The Conscience Pile is a pile of petrified wood in the Petrified Forest National Park, Arizona, United States, that is made of specimens that were illegally removed from the park by visitors and later sent back to the park, often in the mail.

== Overview ==
Some visitors to Petrified Forest National Park in Arizona steal pieces of petrified wood (a misnomer) despite laws in place to prevent this act. At some point, a myth or rumor began to circulate that alleged it causes bad luck to those who steal the pieces of petrified wood from the park. Another version of the myth says that those who remove the pieces of petrified wood become cursed.
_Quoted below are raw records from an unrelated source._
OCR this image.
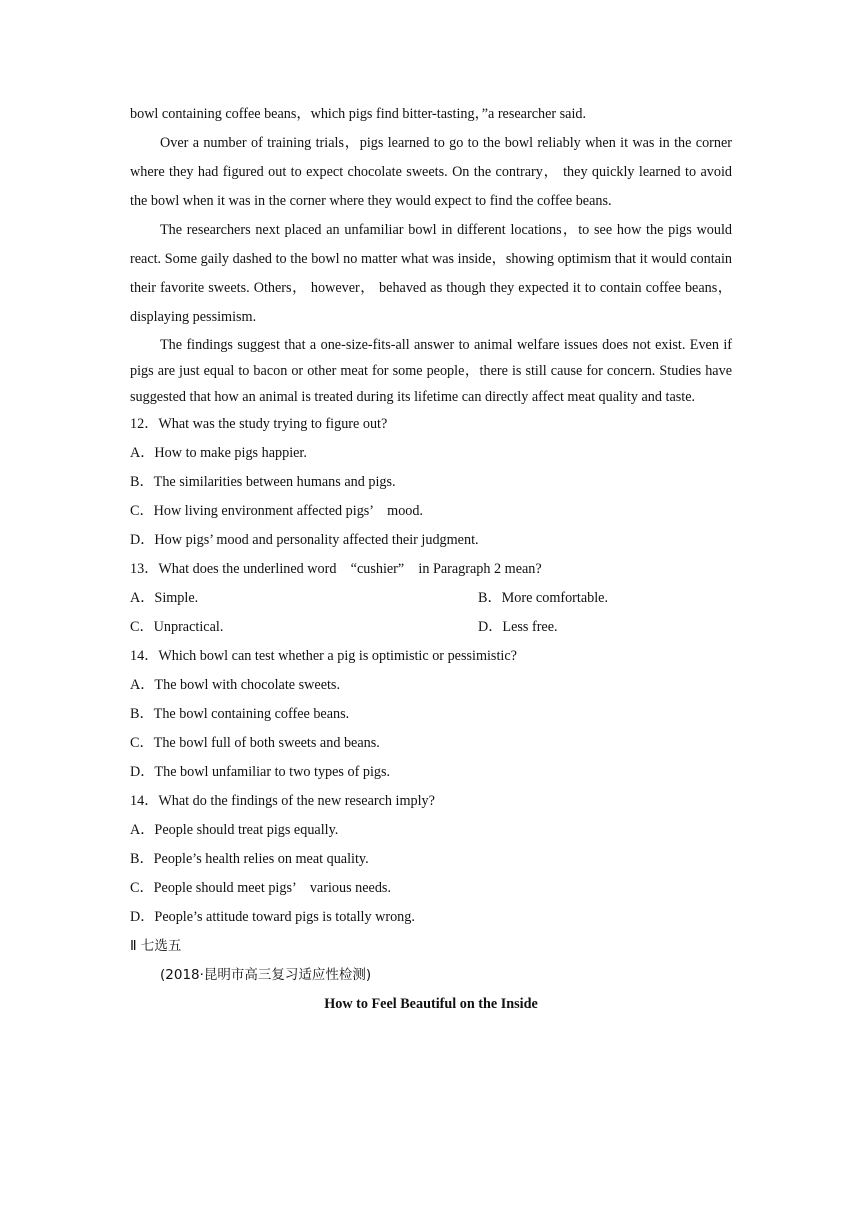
bowl containing coffee beans，which pigs find bitter-tasting，”a researcher said.

Over a number of training trials，pigs learned to go to the bowl reliably when it was in the corner where they had figured out to expect chocolate sweets. On the contrary， they quickly learned to avoid the bowl when it was in the corner where they would expect to find the coffee beans.

The researchers next placed an unfamiliar bowl in different locations，to see how the pigs would react. Some gaily dashed to the bowl no matter what was inside，showing optimism that it would contain their favorite sweets. Others， however， behaved as though they expected it to contain coffee beans，displaying pessimism.

The findings suggest that a one-size-fits-all answer to animal welfare issues does not exist. Even if pigs are just equal to bacon or other meat for some people，there is still cause for concern. Studies have suggested that how an animal is treated during its lifetime can directly affect meat quality and taste.

12．What was the study trying to figure out?

A．How to make pigs happier.

B．The similarities between humans and pigs.

C．How living environment affected pigs’　mood.

D．How pigs’ mood and personality affected their judgment.

13．What does the underlined word　“cushier”　in Paragraph 2 mean?

A．Simple.	B．More comfortable.
C．Unpractical.	D．Less free.

14．Which bowl can test whether a pig is optimistic or pessimistic?

A．The bowl with chocolate sweets.

B．The bowl containing coffee beans.

C．The bowl full of both sweets and beans.

D．The bowl unfamiliar to two types of pigs.

14．What do the findings of the new research imply?

A．People should treat pigs equally.

B．People’s health relies on meat quality.

C．People should meet pigs’　various needs.

D．People’s attitude toward pigs is totally wrong.

Ⅱ 七选五

(2018·昆明市高三复习适应性检测)

How to Feel Beautiful on the Inside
As such, some visitors who steal the petrified wood — either after a string of bad luck, or because their conscience tells them it was wrong to steal the petrified wood — return it to the park, often in the mail. Some of them send a letter when returning the wood.

Park rangers are unable to return the petrified wood to the park itself unless they are able to ascertain the specific location in the park from which it came. As such, they place the wood in a pile near the ranger station which the rangers have dubbed The Conscience Pile. They also display some of the letters that have come in the mail from former visitors who return the plundered wood. Some of the letters on display date back as far as 1938.

== In popular culture ==
The 2015 book Bad Luck, Hot Rocks features letters sent along with the rocks that are eventually put into The Conscience Pile.

2019 Netflix comedy Dead to Me featured a storyline inspired by The Conscience Pile.

On October 26, 2025, This American Life included a story about The Conscience Pile in episode 871, "The Thing About Things".